In some churches, the windows are thematic. Some recount the major feasts of the Church, or the events of Christ's life. Some are marian. Some are national saints. Some are of the apostles. Some are the parables illustrated. Some are Old Testament scenes. At Saint Lawrence (Cleveland) they are those donors intended, and the donors are identified.
Some are a group donation and have a subject the group identifies with: the Young Ladies Sodality dedicate a marian window (Assumption) to their mothers; the school children of 1940 remember their teachers with a window of children coming to Jesus.
Some have the patron saint of a donor or donor's relative as subject: the sons of John and Frances Perko dedicate a window of their mother's patronal saint in honor of their parents; the children of Anton and Gertrude Strainer remember their parents with a window of the Holy Family.
And, certainly, some have a personal and emotional resonance for the donor's dedication. Jesus told many parables. Some are well known beyond christian devotion. Of course, some are better known than others. Some people may only be able to think of one or two. The one about the prodigal son (and the forgiving father) is probably the first or second that would come to mind. Fr. Henri Nouwen †1996, was so enthralled with one depiction, that he wrote a book, The Return of the Prodigal Son, about Rembrandt's painting, and it is often used in christian book studies. There are churches in the local diocese (St. Mel [on the confessional], St.Ignatius of Antioch) that have a reproduction of that Rembrandt. Another version with a young child, being embraced by his loving father, is on a window at Saint Lawrence. The father looks, very much, like a portrait of Jesus. A wondrous and beautiful thing about illustrated stain glass windows is, that, they need no script to tell you a story, and sometimes a very, important story.
The top portion of the window has a rondel of five loaves of bread. This is of a different christian theme. Five loaves of bread were multiplied by Jesus to feed all. This is a precursor of the Eucharist. Again, no script needed.
The script shows on the bottom. It is not illustrating or decorating, but it is telling something. The donor's block reads in translation: In remembrance of John and Tereza Ferfolia erected by their children. Now, canon law repeatedly uses the phrase, "the intention of the founders and donors as well as acquired rights must be respected."[Can. 121, 122, 123]. If one were a constitutionalist, and in this country, and in the last decade at least, they have not prevailed. It is quite clear, that, families such as mentioned above, would have something to say about the disposition of that window. They are not the only such donors whose consent would be necessary over items and property.

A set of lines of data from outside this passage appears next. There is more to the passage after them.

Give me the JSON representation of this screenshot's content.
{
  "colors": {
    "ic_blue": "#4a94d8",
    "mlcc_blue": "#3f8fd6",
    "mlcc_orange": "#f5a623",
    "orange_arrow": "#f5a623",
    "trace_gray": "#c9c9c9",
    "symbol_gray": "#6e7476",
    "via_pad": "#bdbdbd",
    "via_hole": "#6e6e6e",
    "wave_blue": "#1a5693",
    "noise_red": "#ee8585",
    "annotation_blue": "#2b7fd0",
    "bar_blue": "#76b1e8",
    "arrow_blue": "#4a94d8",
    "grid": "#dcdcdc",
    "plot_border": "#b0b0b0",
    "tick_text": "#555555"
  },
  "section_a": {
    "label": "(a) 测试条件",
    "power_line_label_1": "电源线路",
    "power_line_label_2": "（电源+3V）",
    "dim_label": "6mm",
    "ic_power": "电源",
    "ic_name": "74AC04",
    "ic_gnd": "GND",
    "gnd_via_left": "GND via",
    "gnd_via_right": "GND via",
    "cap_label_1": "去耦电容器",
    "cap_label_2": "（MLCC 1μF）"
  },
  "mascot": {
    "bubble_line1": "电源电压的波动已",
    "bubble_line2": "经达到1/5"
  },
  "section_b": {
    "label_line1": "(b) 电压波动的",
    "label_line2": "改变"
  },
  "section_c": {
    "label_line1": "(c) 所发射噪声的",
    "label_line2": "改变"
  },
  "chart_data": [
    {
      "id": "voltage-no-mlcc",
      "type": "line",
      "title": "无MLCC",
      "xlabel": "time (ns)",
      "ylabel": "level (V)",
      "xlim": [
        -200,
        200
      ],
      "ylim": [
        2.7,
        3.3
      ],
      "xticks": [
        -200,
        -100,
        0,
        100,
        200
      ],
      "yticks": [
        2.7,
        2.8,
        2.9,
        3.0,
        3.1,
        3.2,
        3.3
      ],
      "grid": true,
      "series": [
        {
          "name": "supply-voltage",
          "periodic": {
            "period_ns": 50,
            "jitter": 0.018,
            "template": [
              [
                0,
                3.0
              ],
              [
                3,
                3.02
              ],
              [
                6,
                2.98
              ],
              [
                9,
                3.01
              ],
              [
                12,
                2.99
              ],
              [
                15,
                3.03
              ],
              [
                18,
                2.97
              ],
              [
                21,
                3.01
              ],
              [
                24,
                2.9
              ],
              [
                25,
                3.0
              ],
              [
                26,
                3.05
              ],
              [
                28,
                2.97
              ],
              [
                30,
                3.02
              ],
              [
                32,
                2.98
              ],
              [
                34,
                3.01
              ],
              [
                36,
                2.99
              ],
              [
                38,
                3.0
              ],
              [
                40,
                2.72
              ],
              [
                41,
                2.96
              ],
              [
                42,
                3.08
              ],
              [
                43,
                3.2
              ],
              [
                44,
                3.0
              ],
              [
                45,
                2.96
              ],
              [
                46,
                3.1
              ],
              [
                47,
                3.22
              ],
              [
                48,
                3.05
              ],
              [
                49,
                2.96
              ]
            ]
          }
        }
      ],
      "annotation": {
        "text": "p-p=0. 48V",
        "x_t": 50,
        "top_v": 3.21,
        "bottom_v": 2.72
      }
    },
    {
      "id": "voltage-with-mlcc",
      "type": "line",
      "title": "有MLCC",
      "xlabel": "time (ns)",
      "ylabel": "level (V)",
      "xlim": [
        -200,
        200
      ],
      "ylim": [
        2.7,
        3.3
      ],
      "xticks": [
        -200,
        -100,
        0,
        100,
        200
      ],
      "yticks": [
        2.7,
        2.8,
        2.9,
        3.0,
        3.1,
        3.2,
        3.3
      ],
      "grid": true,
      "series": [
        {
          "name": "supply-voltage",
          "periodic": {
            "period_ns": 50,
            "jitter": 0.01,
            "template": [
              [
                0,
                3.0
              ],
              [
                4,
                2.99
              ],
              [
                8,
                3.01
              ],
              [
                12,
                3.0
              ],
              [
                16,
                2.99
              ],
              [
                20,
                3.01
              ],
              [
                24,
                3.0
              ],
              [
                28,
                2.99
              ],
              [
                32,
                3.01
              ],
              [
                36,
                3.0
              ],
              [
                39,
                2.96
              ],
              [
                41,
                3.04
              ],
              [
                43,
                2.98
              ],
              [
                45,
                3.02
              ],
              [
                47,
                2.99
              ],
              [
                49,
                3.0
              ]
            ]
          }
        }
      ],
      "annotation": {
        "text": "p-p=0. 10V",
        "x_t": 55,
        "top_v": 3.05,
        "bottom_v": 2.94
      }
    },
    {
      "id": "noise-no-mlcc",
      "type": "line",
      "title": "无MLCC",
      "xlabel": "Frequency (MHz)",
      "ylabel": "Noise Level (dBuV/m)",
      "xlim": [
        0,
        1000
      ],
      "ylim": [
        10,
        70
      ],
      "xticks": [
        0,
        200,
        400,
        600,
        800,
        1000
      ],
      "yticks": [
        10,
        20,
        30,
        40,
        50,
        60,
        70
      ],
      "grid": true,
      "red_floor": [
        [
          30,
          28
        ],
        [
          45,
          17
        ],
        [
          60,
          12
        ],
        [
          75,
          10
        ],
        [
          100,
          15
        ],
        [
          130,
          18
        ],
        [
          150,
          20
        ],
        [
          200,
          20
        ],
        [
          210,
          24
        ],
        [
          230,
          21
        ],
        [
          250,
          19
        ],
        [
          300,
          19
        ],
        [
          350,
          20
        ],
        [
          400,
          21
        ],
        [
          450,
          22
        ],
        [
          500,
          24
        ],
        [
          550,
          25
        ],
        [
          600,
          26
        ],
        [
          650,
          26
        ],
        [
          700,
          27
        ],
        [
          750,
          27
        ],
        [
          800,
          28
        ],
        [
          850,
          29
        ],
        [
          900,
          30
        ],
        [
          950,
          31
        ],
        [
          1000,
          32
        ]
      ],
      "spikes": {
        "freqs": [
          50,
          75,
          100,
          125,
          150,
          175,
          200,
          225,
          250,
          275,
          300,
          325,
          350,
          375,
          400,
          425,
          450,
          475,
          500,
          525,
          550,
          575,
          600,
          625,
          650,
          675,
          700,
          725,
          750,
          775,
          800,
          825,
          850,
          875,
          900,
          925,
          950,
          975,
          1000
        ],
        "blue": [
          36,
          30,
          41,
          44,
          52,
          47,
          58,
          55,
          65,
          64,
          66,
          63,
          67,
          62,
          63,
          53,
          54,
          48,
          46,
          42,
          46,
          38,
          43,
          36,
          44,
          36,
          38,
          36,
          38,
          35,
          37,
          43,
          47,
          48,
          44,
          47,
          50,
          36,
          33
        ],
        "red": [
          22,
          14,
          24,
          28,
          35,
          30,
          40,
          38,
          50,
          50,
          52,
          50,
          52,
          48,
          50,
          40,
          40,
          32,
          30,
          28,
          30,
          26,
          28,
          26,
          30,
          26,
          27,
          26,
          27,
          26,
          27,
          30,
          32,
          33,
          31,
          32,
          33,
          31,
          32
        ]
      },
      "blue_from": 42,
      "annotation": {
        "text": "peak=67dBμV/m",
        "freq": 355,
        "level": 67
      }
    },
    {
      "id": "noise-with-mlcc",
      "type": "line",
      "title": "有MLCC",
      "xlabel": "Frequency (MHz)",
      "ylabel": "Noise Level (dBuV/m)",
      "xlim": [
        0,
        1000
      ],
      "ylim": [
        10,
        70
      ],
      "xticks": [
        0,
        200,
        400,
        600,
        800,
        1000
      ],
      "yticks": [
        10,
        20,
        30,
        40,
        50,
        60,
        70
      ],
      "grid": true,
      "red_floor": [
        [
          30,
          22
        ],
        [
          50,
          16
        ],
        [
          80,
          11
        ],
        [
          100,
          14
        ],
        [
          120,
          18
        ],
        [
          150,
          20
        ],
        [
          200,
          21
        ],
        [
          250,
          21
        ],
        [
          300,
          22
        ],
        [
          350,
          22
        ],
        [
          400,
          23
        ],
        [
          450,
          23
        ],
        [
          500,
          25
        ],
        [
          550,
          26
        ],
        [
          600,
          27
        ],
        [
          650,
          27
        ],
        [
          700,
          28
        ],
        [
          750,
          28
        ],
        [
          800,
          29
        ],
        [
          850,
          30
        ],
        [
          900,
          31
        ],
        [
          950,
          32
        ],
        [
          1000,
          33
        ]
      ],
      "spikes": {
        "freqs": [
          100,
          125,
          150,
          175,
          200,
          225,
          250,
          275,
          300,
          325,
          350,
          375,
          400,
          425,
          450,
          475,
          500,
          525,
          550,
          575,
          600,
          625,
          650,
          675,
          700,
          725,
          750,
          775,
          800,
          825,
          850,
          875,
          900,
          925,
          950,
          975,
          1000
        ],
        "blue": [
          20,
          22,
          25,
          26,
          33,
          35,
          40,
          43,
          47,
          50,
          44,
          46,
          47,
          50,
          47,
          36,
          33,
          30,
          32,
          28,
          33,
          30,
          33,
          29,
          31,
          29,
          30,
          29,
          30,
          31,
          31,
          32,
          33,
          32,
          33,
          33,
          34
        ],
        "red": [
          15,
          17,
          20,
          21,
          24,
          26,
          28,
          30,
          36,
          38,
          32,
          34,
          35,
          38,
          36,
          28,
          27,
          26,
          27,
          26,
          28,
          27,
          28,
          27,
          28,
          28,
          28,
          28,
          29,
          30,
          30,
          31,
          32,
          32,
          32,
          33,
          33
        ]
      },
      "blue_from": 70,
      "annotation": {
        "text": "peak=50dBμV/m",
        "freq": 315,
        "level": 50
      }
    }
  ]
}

The current ordinary of Cleveland (Richard Lennon) acts as if he were not bound by such canon law restrictions. He also sees himself as a self trained canonist. He is an autocrat, or as Dick "Darth" Cheney would say the 'unitary executive'. This is also the american response in the business world. The hatred of regulation. The hatred of negotiating with labor or the masses. The calls for 'necessary flexibility' that merely mask heavy handed, and capricious use of unrestricted power.
As a leader he, Lennon, acts as a corporate tyrant, an unrestrained 'free-market entrepreneur', an unbound capitalist; a combination plutocrat and autocrat―unaccountable to any man. This may be american business practice, and the Republican party's manner of governance but it is neither catholic, nor Christ-like.